At the front of the soy sauce storehouse, you will first notice cedar barrels containing soy sauce that is over 100 years of age. Soy sauce is prepared and completed through over a year of the resting period.

History of Soy Sauce

Kishu Yuasa is a birthplace of soy sauce. It has been said that the roots of soy sauce go back to Kamakura era (approximately in 1254). Hottoenmyokushi, the founder of Kokokuji ZenTemple located at Kishu Yura brought back the manufacturing method of Kinzanji miso (Kaizanji miso) from Kaizanji Temple in an ancient China.

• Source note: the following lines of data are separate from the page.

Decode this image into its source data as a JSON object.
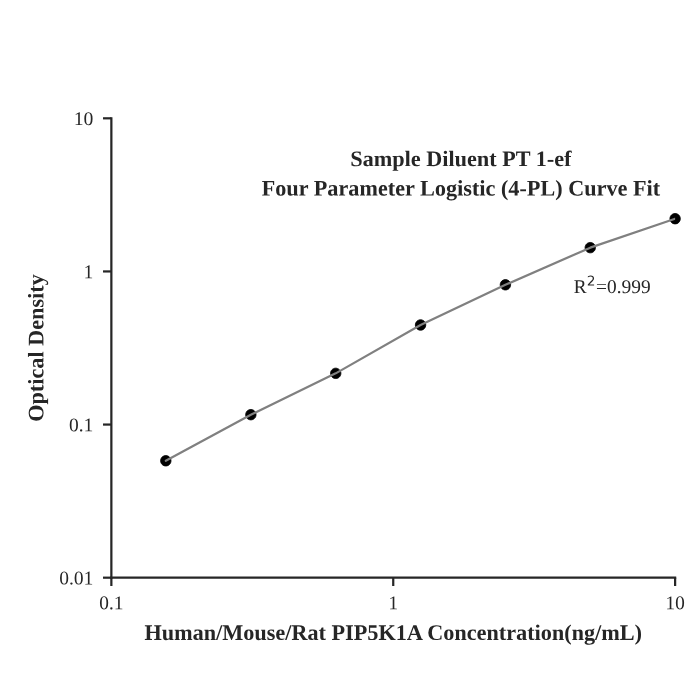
{
  "chart_data": {
    "type": "scatter",
    "title": "Sample Diluent PT 1-ef\nFour Parameter Logistic (4-PL) Curve Fit",
    "xlabel": "Human/Mouse/Rat PIP5K1A Concentration(ng/mL)",
    "ylabel": "Optical Density",
    "x": [
      0.156,
      0.3125,
      0.625,
      1.25,
      2.5,
      5,
      10
    ],
    "series": [
      {
        "type": "line",
        "color": "#808080",
        "marker": "none",
        "values": [
          0.058,
          0.116,
          0.216,
          0.447,
          0.818,
          1.43,
          2.21
        ]
      },
      {
        "color": "#000000",
        "marker": "circle",
        "values": [
          0.058,
          0.116,
          0.216,
          0.447,
          0.818,
          1.43,
          2.21
        ]
      }
    ],
    "log": "xy",
    "xlim": [
      0.1,
      10
    ],
    "ylim": [
      0.01,
      10
    ],
    "xticks": [
      0.1,
      1,
      10
    ],
    "yticks": [
      0.01,
      0.1,
      1,
      10
    ],
    "annotations": [
      "R$^{2}$=0.999"
    ],
    "grid": false,
    "legend": false
  }
}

Back then, Yuasa had ample supply of natural and clean water, thus Kinzanji miso production flourished. Soy sauce was produced by refining supernatant liquid (called Tamari), which is nutrient-rich liquid naturally created in the process of Kinzanji miso preparation.

Japanese Cedar Barrels

Japanese soy sauce barrels are made of Yoshino cedar trees, and some of those trees are 80 to 130 years old. Each barrel contains roughly 6 tons of liquid (33 koku, 1 koku is approximately 180.39 liters, 6.37 cub. ft.), and 3000 of 1-sho bottles (1.8-liter sake bottle) of soy sauce is prepared. Since a few craftsmen who are skilled to produce these barrels exist in Japan, many of the soy sauce breweries use enameled tanks today. However, Yuasa soy sauce brewery still uses the old-fashioned cedar barrels to manufacture soy sauce.